The two instruments differ in their effect if price or quantity can not be set to exactly the level at which the abatement costs will be offset exactly by the avoided damages. This is for example the case when damage and abatement costs are not precisely known. The damage of global warming increase with the amount of greenhouse gases emitted in the short term probably be rather slow, while avoiding costs rise sharply. A not set at the optimum height CO2 tax is the goal probably little miss in this case, while not optimal fixed amount of emissions it hard to miss and therefore attracts higher short-term economic losses. In the long term, however, can be expected through innovation rather relatively slowly rising abatement costs and disproportionate increase in damage. In this case, a fixed, tradable amount hit your target likely to be less strong and comes to the long-term national economic optimum closer. Emissions trading and taxes complementary instruments of climate policy can be.

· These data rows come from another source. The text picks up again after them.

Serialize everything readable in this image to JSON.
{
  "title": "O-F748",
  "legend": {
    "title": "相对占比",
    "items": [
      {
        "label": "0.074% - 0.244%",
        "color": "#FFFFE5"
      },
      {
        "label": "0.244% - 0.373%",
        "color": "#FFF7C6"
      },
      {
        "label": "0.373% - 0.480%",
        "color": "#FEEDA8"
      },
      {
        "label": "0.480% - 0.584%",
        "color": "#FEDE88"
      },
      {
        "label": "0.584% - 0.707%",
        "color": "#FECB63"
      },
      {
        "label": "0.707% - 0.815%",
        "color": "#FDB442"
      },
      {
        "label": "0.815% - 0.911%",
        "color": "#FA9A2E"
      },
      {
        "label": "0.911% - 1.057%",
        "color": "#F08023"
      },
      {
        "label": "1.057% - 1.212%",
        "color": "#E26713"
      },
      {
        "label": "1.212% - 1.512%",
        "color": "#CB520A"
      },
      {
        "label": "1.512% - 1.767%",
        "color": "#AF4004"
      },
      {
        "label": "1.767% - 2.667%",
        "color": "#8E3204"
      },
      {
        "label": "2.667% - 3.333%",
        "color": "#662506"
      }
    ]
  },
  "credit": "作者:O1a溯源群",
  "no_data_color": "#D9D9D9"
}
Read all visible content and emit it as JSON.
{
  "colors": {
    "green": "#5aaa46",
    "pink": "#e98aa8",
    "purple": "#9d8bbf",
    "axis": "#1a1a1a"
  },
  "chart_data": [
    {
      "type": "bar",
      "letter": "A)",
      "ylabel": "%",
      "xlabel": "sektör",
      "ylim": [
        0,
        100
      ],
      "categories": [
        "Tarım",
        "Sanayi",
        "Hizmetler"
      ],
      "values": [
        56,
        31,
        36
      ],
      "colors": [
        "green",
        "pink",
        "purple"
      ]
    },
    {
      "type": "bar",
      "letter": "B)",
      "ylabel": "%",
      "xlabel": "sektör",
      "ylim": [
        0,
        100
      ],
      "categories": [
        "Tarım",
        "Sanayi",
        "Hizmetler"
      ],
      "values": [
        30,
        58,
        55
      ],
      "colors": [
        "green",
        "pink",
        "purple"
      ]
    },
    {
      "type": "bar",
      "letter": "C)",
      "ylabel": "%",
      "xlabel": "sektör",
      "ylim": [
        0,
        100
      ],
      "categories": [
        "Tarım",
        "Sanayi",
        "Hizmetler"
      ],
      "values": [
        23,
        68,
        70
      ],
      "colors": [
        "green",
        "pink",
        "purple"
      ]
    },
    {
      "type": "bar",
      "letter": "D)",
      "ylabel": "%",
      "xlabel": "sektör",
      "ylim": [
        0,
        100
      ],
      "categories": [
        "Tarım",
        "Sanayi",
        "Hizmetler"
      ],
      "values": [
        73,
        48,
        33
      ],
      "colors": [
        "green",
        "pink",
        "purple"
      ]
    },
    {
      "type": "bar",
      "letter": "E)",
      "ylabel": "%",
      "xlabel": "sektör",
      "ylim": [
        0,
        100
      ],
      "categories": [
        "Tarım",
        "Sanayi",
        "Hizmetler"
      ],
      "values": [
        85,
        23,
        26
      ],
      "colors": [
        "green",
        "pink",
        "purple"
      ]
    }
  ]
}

In Annex B of the Kyoto Protocol called states have committed to participate in international emissions trading, and to comply with certain emission limits. The instrument of international emissions trading can be complemented by national instruments to meet specific reduction commitments. The CO2 tax can take on the role of such a national instrument, and for example in sectors that are not covered by the ETS, causing reductions. Thus, for example, occupies France from 2014 are not covered by the EU Emissions Trading automobile fuels and heating fuels with a " climate-energy contribution ."

Criticism and discourses

For developing countries, the design of a CO2 tax may pose particular difficulties. You are more likely to struggle with ineffective institutions for tax collection. In addition, poor households are often active only in informal sectors of the economy and are not covered by social programs under certain circumstances. Compensatory measures lessen the regressive effects of a CO2 tax for poor households, can be particularly difficult here.